Star Trek: 10 Things You Didn't Know About The Borg

All you need to know about Star Trek's greatest foe. I, Borg'd so you don't have to.

By Jack Kiely /

The Borg are Star Trek's most fearsome creation (sorry Klingons, sorry Khan), having conquered the franchise, if not the Alpha Quadrant, from cube one and Q. Since, the cybernetically enhanced species has sunk its tubules down so deep that you'd be excused for feeling at least a little assimilation weary, but even in their weakened last of The Last Generation, they still proved a formidable and thrilling enemy. 'Last' is no doubt not the end either, and not just because there's another, differently managed, Collective out there waiting at the gates. As we've seen before, only a handful of nanoprobes and/or a few frozen drones are needed for the Borg to begin again.

The Borg are equally what differentiated Star Trek: The Next Generation from its predecessor, with the assimilation of Jean-Luc as the turning point. History will never forget the name Locutus. They've also become a veritable pop-culture phenomenon in their own right — their 'culture' adapted to service all. Resistance has never been more expensive!

However, despite the Borg's primary goal to 'get everywhere,' reflected in their number of on-screen appearances over the years, our general knowledge of them remains fairly narrow. In other words, there's still a lot more left to assimilate. It would be prudent to set your phasers to a rotating modulation and take some of that neural suppressant The Doctor devised just in case. The desire to know more needn't end with a cortical node.

10. Electric Entomology

Head Writer/co-executive producer Maurice Hurley was firmly a part of the chaos and infighting that plagued the first two seasons of Star Trek: The Next Generation, but you can't reproach the man one thing — he (pretty much) invented the Borg!

As quoted in The Fifty-Year Mission: The Next 25 Years, Hurley was unhappy with the "waste of time" Ferengi and so put his mind to concocting a new, properly menacing antagonist for the series. What he came up with was a (literal) race of insects, but that was far beyond the budget. Instead, insect became cyborg, a portmanteau of cybernetic and organism first used by Manfred E. Clynes and Nathan S. Kline in an article in the September 1960 issue of Astronautics. Cyborg then became Borg.

Despite the changes, the now electrified species still held true to their entomological origins.
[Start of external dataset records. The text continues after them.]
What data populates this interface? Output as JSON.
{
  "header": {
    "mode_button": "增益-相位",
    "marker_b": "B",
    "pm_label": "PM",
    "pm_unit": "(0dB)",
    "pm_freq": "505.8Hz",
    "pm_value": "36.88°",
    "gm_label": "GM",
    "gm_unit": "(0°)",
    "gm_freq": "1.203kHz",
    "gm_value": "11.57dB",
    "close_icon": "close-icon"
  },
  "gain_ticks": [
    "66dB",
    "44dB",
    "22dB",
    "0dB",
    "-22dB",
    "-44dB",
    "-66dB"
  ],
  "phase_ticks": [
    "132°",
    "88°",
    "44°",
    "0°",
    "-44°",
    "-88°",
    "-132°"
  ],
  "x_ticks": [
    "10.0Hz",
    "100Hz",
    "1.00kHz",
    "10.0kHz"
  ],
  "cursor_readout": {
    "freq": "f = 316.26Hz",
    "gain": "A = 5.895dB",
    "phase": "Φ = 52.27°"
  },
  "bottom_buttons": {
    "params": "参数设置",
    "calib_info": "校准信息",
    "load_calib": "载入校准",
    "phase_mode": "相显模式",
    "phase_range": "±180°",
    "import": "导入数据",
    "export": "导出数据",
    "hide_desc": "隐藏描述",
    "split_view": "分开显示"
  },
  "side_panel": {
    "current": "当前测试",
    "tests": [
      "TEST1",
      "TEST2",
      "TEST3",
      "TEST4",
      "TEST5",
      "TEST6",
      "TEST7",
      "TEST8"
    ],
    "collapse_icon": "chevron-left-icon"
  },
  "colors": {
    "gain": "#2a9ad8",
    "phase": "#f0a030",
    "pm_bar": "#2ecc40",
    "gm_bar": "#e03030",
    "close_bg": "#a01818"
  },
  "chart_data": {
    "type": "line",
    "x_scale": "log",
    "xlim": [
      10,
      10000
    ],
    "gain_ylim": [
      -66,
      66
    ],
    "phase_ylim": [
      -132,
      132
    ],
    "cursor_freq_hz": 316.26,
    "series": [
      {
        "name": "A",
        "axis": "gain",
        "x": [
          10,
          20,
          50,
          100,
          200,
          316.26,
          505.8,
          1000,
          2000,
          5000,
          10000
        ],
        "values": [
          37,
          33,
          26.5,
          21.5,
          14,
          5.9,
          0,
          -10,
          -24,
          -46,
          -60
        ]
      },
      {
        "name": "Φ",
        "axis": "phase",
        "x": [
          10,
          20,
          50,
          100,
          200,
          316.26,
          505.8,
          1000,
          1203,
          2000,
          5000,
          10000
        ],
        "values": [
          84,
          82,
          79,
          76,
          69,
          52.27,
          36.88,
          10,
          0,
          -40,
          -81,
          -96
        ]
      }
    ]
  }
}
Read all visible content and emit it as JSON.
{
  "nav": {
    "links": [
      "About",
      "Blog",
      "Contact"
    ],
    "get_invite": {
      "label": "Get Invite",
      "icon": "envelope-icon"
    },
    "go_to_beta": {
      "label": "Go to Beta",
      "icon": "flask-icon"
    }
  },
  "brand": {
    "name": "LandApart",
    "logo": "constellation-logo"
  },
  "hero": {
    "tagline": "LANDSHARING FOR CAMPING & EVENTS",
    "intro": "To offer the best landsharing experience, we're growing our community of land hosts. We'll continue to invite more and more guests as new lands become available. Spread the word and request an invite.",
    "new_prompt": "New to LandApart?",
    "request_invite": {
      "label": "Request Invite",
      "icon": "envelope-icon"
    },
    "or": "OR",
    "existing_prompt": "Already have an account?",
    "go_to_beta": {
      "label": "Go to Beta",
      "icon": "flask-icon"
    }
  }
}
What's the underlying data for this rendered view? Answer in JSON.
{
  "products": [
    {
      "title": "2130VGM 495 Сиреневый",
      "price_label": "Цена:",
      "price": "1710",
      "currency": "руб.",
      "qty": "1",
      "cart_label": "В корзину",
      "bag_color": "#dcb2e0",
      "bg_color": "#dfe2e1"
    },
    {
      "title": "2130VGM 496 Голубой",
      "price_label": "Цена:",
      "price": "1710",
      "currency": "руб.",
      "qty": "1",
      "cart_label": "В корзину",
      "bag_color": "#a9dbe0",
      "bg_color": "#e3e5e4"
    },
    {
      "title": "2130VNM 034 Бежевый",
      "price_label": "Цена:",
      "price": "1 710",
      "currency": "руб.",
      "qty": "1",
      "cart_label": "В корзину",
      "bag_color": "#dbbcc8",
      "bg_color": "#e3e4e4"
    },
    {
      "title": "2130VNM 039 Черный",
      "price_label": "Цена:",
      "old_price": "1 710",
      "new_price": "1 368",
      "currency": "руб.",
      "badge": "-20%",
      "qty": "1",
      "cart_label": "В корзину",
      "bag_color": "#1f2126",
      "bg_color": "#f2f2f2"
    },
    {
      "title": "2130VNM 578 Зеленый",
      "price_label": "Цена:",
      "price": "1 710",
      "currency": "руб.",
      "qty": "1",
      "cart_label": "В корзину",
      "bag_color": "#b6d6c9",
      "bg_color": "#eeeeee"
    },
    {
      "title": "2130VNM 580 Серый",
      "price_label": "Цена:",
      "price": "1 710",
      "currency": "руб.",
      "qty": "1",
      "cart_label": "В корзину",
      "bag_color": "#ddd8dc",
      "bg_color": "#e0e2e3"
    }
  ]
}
As Hurley stated in Captains' Logs: The Unauthorized Complete Trek Voyages:

The Borg are a variation of an insect mentality. They don't care. They have no mercy, no feelings towards you. They have their own agenda and that's it. If all of them die getting there, they don't care.

Of course, as the Borg were developed further, the insect association would be made more explicit through terms such as 'drone,' 'hive mind,' and not least in the introduction of the Borg Queen bee (or ant if you prefer) in Star Trek: First Contact.